The Clinical Impact of MicroRNA-21 in Low Rectal Cancer Treated with High-Dose Chemoradiotherapy in the Organ Preserving Setting

Round 1

Reviewer 1 Report

Even though it is a brief observational report, the authors intend to implicate the clinical significance of MicroRNA-21 in rectal cancer. To that end, they analyze MicroRNA-21 expression in a small population in post-operative setting and correlate it with clinical outcome. The study however, is not validated in any way. Neither do they have a validation group, nor they have any investigational data using animal models or in vitro studies. The study needs to be strengthened at least with some in silico retrospective study or metanalysis of some kind.

Author Response

• Thank you for the comments. The aim of this study is solely clinical. Can we, by this test, help selecting patients for an organ preserving strategy already at the time of diagnosis? There are already, as sited in this paper, sufficient clinical data to support this hypothesis. With that perspective, additional data from animal, or in vitro, studies is not necessary. This strategy, in general, is still experimental (not standard) and there are no randomized studies at all, so a direct validation cohort does not exist. We are aware of these limitations as specified in the Discussion section (page 6, line 143-144). Because of these, we wrote this brief report with the hope that other groups may be able to validate these results in as proper a manner as possible.

Reviewer 2 Report

This is descriptive short report on miRNA  in colorectal patients. The study can be improved by presenting RBA analysis, show representative RNA isolated samples QPCR plots. The Figure 1 legend  need to add A. Need to add p-value to Figure 1. Table 1, add p-values. In Discussion, please add signaling downstream of the described MiRNA, analyze gene expression database data on regulated signaling.

Author Response

This is descriptive short report on miRNA in colorectal patients.

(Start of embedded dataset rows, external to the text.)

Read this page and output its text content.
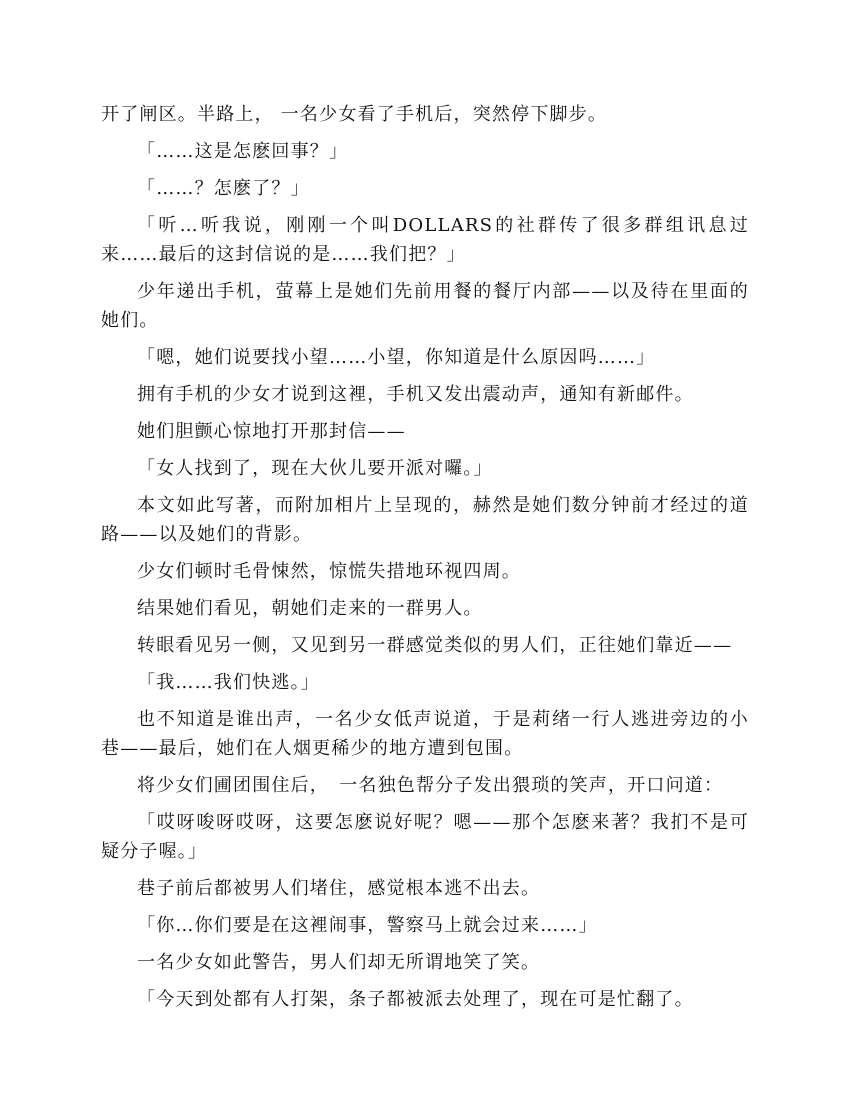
开了闸区。半路上， 一名少女看了手机后，突然停下脚步。

「……这是怎麽回事？」

「……？怎麽了？」

「听…听我说，刚刚一个叫DOLLARS的社群传了很多群组讯息过来……最后的这封信说的是……我们把？」

少年递出手机，萤幕上是她们先前用餐的餐厅内部——以及待在里面的她们。

「嗯，她们说要找小望……小望，你知道是什么原因吗……」

拥有手机的少女才说到这裡，手机又发出震动声，通知有新邮件。

她们胆颤心惊地打开那封信——

「女人找到了，现在大伙儿要开派对囉。」

本文如此写著，而附加相片上呈现的，赫然是她们数分钟前才经过的道路——以及她们的背影。

少女们顿时毛骨悚然，惊慌失措地环视四周。

结果她们看见，朝她们走来的一群男人。

转眼看见另一侧，又见到另一群感觉类似的男人们，正往她们靠近——

「我……我们快逃。」

也不知道是谁出声，一名少女低声说道，于是莉绪一行人逃进旁边的小巷——最后，她们在人烟更稀少的地方遭到包围。

将少女们圃团围住后，　一名独色帮分子发出猥琐的笑声，开口问道：

「哎呀唆呀哎呀，这要怎麽说好呢？嗯——那个怎麽来著？我扪不是可疑分子喔。」

巷子前后都被男人们堵住，感觉根本逃不出去。

「你…你们要是在这裡闹事，警察马上就会过来……」

一名少女如此警告，男人们却无所谓地笑了笑。

「今天到处都有人打架，条子都被派去处理了，现在可是忙翻了。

The study can be improved by presenting RBA analysis, show representative RNA isolated samples QPCR plots.

We thank the reviewer for the comment. We have now added an example of a qPCR plot as Supplementary Figure 1.

The Figure 1 legend need to add A. Need to add p-value to Figure 1. Table 1, add p-values.

We are not sure what is meant by “The Figure 1 legend need to add A“. The ‘A’ and ‘B’ are now highlighted. The p-values have been added in Figure 1. In our opinion, adding p-values in Table 1 does not add value to the table. The distribution of patients are alike when compared in below and higher than the median miR-21 level. In the groups of ‘Observation’ and ‘Incomplete response’, there are only 10 patients in the later group, and by looking at the numbers, all other demographics than age are similar distributed.

In Discussion, please add signaling downstream of the described MiRNA, analyze gene expression database data on regulated signaling.

We thank the reviewer for the notification and recognize the importance of the signaling downstream from mRNA-21.. In the Discussion section, we have now added a part on the importance of miR-21 (page 6).

Reviewer 3 Report

This is a useful and clinically highly relevant paper correlating expression of a miRNA with clinical response to non surgical treatment of rectal cancer.  Treatment of this disorder has advanced over the years, with sphincter-preserving surgery being the norm except on those cases in which it is not possible.  Whole organ preserving treatment may be possible with proper methodology, but it is important to stratify patient candidates to groups that would benefit from this approach.  This paper leads in this direction, the methodology, data, and conclusions are sound and the limitations and future directions are properly indicated.  I therefore recommend acceptance.

Author Response

We thank the reviewer for the comments.

Round 2

Reviewer 1 Report

As mentioned in first round of review, the study does not seem adequate to me. The response is not convincing and in my opinion a little more detail is required even for a short report. 

Author Response

Thank you. We appreciate the observations and value the criticism in which we highly agree. In our opinion, the preclinical studies have already been performed, as stated in the manuscript and in our first reply. A number of publications have highlighted the potential clinical impact of miR-21 in patients with rectal cancer undergoing pre-operative radio-chemotherapy. We thus find it appropriate, and important, to precede to this specific clinical setting where the treatment is very much similar but with the aim of avoiding surgery (organ preserving). Hence, we do not see the need for pre-clinical testing in this specific scenario as clinical evidence is already present. We believe this is sufficient for the testing of our hypothesis.

We support the reviewers comment on the need of validation. The validation of clinically studied biomarkers is essential. Our cohort is small, as this treatment approach is still experimental and the results obviously only serve as hypothesis generating. We do not indicate that our results (for now) play a role in the standard therapy of rectal cancer. We hope that our results will be validated by other research centers in similar patient cohorts, and we are planning to evaluate it in a currently ongoing protocol addressing the same treatment approach.

As indicated, we highly agree to the comments, but for the reasons stated above preclinical testing is not called for and validation will be performed, in time, but cannot be accommodated now.